We introduce the rough row-based encoding format in relational states
In this doc, we will take HashAgg with extreme state (max
, min
) or value state (sum
, count
) for example, and introduce a more detailed design for the internal table schema.
table_id
is a globally unique id allocated in meta for each relational table object. Meta is responsible for traversing the Plan Tree and calculating the total number of Relational Tables needed. For example, the Hash Join Operator needs 2, one for the left table and one for the right table. The number of tables needed for Agg depends on the number of agg calls.
Query example:
select sum(v2), count(v3) from t group by v1
This query will need to initiate 2 Relational Tables. The schema is table_id/group_key
.
Query example:
select max(v2), min(v3) from t group by v1
This query will need to initiate 2 Relational Tables. If the upstream is not append-only, the schema becomes table_id/group_key/sort_key/upstrea_pk
.
The order of sort_key
depends on the agg call kind. For example, if it's max()
, sort_key
will order with Ascending
. if it's min()
, sort_key
will order with Descending
.
The upstream_pk
is also appended to ensure the uniqueness of the key.

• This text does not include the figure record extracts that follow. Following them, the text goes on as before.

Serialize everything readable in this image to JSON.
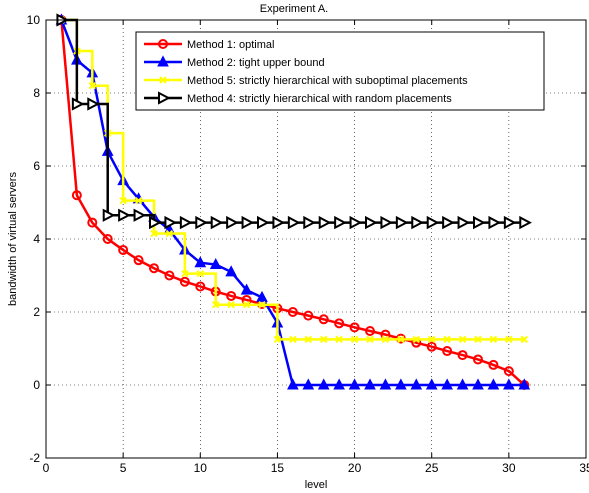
{
  "chart_data": {
    "type": "line",
    "title": "Experiment A.",
    "xlabel": "level",
    "ylabel": "bandwidth of virtual servers",
    "xlim": [
      0,
      35
    ],
    "ylim": [
      -2,
      10
    ],
    "xticks": [
      0,
      5,
      10,
      15,
      20,
      25,
      30,
      35
    ],
    "yticks": [
      -2,
      0,
      2,
      4,
      6,
      8,
      10
    ],
    "grid": true,
    "legend_position": "top-right",
    "series": [
      {
        "name": "Method 1: optimal",
        "color": "#ff0000",
        "marker": "circle",
        "step": false,
        "x": [
          1,
          2,
          3,
          4,
          5,
          6,
          7,
          8,
          9,
          10,
          11,
          12,
          13,
          14,
          15,
          16,
          17,
          18,
          19,
          20,
          21,
          22,
          23,
          24,
          25,
          26,
          27,
          28,
          29,
          30,
          31
        ],
        "y": [
          10,
          5.2,
          4.45,
          4.0,
          3.7,
          3.42,
          3.2,
          3.0,
          2.83,
          2.7,
          2.56,
          2.44,
          2.33,
          2.22,
          2.1,
          2.0,
          1.9,
          1.8,
          1.69,
          1.58,
          1.48,
          1.38,
          1.27,
          1.16,
          1.05,
          0.93,
          0.82,
          0.7,
          0.55,
          0.38,
          0.0
        ]
      },
      {
        "name": "Method 2: tight upper bound",
        "color": "#0000ff",
        "marker": "triangle-up",
        "step": false,
        "x": [
          1,
          2,
          3,
          4,
          5,
          6,
          7,
          8,
          9,
          10,
          11,
          12,
          13,
          14,
          15,
          16,
          17,
          18,
          19,
          20,
          21,
          22,
          23,
          24,
          25,
          26,
          27,
          28,
          29,
          30,
          31
        ],
        "y": [
          10,
          8.9,
          8.55,
          6.4,
          5.6,
          5.1,
          4.6,
          4.25,
          3.7,
          3.35,
          3.3,
          3.1,
          2.6,
          2.4,
          1.7,
          0,
          0,
          0,
          0,
          0,
          0,
          0,
          0,
          0,
          0,
          0,
          0,
          0,
          0,
          0,
          0
        ]
      },
      {
        "name": "Method 5: strictly hierarchical with suboptimal placements",
        "color": "#ffff00",
        "marker": "x",
        "step": true,
        "x": [
          1,
          2,
          3,
          4,
          5,
          6,
          7,
          8,
          9,
          10,
          11,
          12,
          13,
          14,
          15,
          16,
          17,
          18,
          19,
          20,
          21,
          22,
          23,
          24,
          25,
          26,
          27,
          28,
          29,
          30,
          31
        ],
        "y": [
          10,
          9.15,
          8.2,
          6.9,
          5.05,
          5.05,
          4.15,
          4.15,
          3.05,
          3.05,
          2.2,
          2.2,
          2.2,
          2.2,
          1.25,
          1.25,
          1.25,
          1.25,
          1.25,
          1.25,
          1.25,
          1.25,
          1.25,
          1.25,
          1.25,
          1.25,
          1.25,
          1.25,
          1.25,
          1.25,
          1.25
        ]
      },
      {
        "name": "Method 4: strictly hierarchical with random placements",
        "color": "#000000",
        "marker": "triangle-right",
        "step": true,
        "x": [
          1,
          2,
          3,
          4,
          5,
          6,
          7,
          8,
          9,
          10,
          11,
          12,
          13,
          14,
          15,
          16,
          17,
          18,
          19,
          20,
          21,
          22,
          23,
          24,
          25,
          26,
          27,
          28,
          29,
          30,
          31
        ],
        "y": [
          10,
          7.7,
          7.7,
          4.65,
          4.65,
          4.65,
          4.45,
          4.45,
          4.45,
          4.45,
          4.45,
          4.45,
          4.45,
          4.45,
          4.45,
          4.45,
          4.45,
          4.45,
          4.45,
          4.45,
          4.45,
          4.45,
          4.45,
          4.45,
          4.45,
          4.45,
          4.45,
          4.45,
          4.45,
          4.45,
          4.45
        ]
      }
    ]
  }
}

This design allows the streaming executor not to read all the data from the storage when the cache fails, but only a part of it. The streaming executor will try to write all streaming data to storage, because there may be update
or delete
operations in the stream, it's impossible to always guarantee correct results without storing all data.
If t
is created with append-only flag, the schema becomes table_id/group_key
, which is the same for Value State. This is because in the append-only mode, there is no update
or delete
operation, so the cache will never miss. Therefore, we only need to write one value to the storage.